F&M seeks listeners, shuns popular scene and lets the fatigue set in
Local trio F&M knows when it comes to pop music, sometimes less is more.
On its newest effort Wish You Were Here, which dropped Friday with a CD release show at the Yellowhead Brewing Company, the band has stripped its romantic folk-pop to the core.
The acoustically-driven songs even leave space for creaking chairs, a chorus of birds and a purring cat, all sounds you can pick out if you listen closely.
“It’s a very quiet, simple record,” says guitarist Ryan Anderson.
“We tried to strip down the record to almost nothing, but at the same time make them pop songs.”
Ryan’s wife Rebecca Anderson, who shares vocal duties and adds accordion, piano and the Greek stringed instrument baglama, says F&M is making a conscious effort to escape the trend of excessive layering in popular music.
“I think it’s just us embracing that it’s OK to be more quiet. It’s OK to let the song speak for itself. If you’ve got a good song, you don’t need to put a layer of noise on it,” Rebecca says.
“When you listen to some of these pop songs or rock songs, they kind of lose what the song is really about. It becomes background noise. And I think (it’s about) bringing back the song, listening to the song itself rather than that wall of noise, bringing back the meaning.”
The band’s website even contains the rather heavy tagline, “Making space for meaning in anti-billboard rock.” Ryan doesn’t want to come off too serious, however. After all, this is a band that recorded the theme from The Littlest Hobo for its acclaimed 2010 album Sincerely, F&M.
Ryan just wants to stay as far as possible from wherever his pop peers are going.
“To be frank, if everyone moved away from dance music and started doing the same thing (that we’re doing), I guarantee we’d be coming out with a dance record,” he jokes.

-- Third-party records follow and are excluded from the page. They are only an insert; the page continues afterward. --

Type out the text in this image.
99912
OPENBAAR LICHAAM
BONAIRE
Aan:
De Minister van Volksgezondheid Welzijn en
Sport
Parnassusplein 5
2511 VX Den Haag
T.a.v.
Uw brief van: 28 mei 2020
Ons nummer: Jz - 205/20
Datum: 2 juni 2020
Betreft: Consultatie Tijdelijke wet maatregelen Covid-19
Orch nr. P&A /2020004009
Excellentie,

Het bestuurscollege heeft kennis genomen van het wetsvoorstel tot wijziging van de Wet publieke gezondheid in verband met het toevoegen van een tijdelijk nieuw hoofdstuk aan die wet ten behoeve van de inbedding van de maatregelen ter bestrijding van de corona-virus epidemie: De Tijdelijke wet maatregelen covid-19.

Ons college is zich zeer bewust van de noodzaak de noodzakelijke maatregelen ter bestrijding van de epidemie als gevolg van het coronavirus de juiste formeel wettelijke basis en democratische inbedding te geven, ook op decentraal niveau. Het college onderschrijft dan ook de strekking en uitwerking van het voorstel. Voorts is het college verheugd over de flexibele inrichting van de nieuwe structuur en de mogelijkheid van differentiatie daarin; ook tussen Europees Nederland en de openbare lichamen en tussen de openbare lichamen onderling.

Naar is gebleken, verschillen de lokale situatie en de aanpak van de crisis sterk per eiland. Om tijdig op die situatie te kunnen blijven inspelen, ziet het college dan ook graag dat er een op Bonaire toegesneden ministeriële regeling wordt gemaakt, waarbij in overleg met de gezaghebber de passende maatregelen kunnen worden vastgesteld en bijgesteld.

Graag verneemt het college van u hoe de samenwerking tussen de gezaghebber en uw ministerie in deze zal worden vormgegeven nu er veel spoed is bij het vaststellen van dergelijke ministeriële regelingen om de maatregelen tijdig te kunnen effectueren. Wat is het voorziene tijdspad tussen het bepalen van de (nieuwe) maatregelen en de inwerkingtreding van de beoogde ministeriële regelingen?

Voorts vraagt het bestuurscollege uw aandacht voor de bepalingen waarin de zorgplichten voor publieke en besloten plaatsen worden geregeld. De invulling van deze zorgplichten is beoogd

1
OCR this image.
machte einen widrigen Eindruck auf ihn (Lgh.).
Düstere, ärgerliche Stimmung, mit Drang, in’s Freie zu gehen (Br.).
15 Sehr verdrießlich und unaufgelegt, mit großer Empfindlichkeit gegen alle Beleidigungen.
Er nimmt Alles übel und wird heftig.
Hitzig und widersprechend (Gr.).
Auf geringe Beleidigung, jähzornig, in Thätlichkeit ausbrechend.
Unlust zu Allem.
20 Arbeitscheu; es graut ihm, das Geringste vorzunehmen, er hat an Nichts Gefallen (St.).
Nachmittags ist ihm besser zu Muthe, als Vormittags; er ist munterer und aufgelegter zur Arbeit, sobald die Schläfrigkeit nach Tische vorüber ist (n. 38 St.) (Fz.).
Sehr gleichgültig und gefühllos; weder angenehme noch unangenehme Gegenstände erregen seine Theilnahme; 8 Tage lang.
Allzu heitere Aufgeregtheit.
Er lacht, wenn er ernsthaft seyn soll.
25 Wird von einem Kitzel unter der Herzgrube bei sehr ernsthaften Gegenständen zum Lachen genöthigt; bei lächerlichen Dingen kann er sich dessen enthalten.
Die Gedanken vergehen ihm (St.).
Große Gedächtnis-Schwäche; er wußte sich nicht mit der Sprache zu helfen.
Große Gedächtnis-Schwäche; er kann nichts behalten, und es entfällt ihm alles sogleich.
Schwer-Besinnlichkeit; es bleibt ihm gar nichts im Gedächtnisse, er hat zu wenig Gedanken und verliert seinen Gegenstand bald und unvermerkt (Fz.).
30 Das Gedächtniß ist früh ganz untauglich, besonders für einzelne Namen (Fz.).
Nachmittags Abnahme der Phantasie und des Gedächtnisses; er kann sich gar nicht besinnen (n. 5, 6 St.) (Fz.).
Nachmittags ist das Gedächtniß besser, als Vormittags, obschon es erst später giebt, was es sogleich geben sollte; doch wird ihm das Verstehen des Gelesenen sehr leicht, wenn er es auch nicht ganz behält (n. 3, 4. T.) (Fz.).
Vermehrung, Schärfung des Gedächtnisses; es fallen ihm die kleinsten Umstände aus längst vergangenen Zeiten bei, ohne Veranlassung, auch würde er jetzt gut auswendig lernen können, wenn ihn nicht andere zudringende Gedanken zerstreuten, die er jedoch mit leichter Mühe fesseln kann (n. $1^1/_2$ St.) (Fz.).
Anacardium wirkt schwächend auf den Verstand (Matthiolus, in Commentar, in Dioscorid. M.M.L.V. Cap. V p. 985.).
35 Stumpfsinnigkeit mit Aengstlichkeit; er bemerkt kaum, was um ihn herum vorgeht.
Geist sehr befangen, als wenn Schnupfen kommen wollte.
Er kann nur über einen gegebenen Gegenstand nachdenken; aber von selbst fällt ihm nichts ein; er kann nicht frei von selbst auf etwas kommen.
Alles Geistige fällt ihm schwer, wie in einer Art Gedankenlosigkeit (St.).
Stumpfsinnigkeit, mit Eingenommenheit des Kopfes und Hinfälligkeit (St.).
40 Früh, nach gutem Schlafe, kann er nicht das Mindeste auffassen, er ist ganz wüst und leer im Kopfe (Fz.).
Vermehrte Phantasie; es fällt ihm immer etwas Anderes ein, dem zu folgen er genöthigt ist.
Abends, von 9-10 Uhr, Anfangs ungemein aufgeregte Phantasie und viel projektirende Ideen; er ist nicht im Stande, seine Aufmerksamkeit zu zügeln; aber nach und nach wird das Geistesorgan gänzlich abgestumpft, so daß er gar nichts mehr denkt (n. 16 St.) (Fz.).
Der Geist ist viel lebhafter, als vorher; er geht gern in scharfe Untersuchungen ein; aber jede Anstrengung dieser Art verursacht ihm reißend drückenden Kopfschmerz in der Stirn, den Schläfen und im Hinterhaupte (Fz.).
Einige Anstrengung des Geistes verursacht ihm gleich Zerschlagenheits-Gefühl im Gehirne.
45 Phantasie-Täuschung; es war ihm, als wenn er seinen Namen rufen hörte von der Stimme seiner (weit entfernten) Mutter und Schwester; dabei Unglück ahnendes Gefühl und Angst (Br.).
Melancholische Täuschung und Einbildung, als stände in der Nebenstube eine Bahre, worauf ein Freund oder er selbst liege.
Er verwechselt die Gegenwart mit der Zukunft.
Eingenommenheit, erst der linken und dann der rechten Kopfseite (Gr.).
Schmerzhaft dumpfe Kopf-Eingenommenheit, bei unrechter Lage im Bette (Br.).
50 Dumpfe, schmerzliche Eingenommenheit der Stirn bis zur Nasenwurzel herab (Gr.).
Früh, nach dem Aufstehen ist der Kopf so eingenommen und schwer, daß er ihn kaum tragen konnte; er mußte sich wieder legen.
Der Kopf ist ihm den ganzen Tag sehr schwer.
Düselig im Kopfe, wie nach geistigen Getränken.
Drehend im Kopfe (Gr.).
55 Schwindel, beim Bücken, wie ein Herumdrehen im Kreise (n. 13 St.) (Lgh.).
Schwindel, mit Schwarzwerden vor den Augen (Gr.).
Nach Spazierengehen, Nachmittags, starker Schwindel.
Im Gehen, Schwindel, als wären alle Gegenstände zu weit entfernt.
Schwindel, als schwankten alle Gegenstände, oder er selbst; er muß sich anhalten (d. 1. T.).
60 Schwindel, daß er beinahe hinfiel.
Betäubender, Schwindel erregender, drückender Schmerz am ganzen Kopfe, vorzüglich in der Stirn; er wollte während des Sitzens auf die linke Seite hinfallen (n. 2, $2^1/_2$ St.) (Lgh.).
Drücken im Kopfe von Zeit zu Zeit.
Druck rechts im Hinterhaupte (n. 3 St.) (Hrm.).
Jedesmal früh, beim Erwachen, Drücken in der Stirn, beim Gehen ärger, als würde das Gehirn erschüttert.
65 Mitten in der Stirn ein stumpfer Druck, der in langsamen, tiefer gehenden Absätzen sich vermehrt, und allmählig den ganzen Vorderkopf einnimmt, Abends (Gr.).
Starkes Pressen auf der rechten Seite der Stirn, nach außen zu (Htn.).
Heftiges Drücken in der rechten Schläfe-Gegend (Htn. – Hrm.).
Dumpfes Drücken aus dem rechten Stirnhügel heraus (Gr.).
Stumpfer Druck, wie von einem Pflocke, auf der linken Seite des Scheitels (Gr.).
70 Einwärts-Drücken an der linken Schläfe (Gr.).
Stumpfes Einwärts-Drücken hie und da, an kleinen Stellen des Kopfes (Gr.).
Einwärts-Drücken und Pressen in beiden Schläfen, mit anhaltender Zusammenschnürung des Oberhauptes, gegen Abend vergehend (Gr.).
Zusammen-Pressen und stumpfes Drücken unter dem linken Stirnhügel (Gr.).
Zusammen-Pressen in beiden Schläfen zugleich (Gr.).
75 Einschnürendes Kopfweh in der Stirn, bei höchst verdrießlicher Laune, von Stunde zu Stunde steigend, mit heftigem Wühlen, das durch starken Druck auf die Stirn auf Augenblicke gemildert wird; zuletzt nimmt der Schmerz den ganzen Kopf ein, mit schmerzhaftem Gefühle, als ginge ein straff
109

Wish You Were Here, recorded with third band member Bryan Reichert, is informed by F&M’s incessant cross-country touring – for the last several years, the band has released a record a year while playing countless venues from coast to coast.
“We kind of never stopped and we would just go from touring to the studio,” Ryan says. “So this record is a response to it. It’s very exhausted sounding, tired. It’s a romantic record.”
Although F&M is hardly a household name in Edmonton (and they won’t tell you what the letters stand for), the band’s delicate, emotional songs routinely garner high praise from publications across Canada.
Taking the pros and cons of busy road life in stride, Ryan figures he’s just about where he wants to be as a musician.
“Everyone says, ‘You know what you’ve got to do?’ Or, ‘Hopefully you’ll make it, fingers crossed.’ And I’m like, sorry but we already have. We have a small following, we can make money doing this, we tour the country and by the same token we get good responses by making the music we want to be making,” he says.
“Ultimately, I really wish we could put out two records a year. If there is a goal, that would be it – more work.”
F&M will perform as a five-piece Friday, and Orit Shimoni and Tyler Butler will warm up the stage.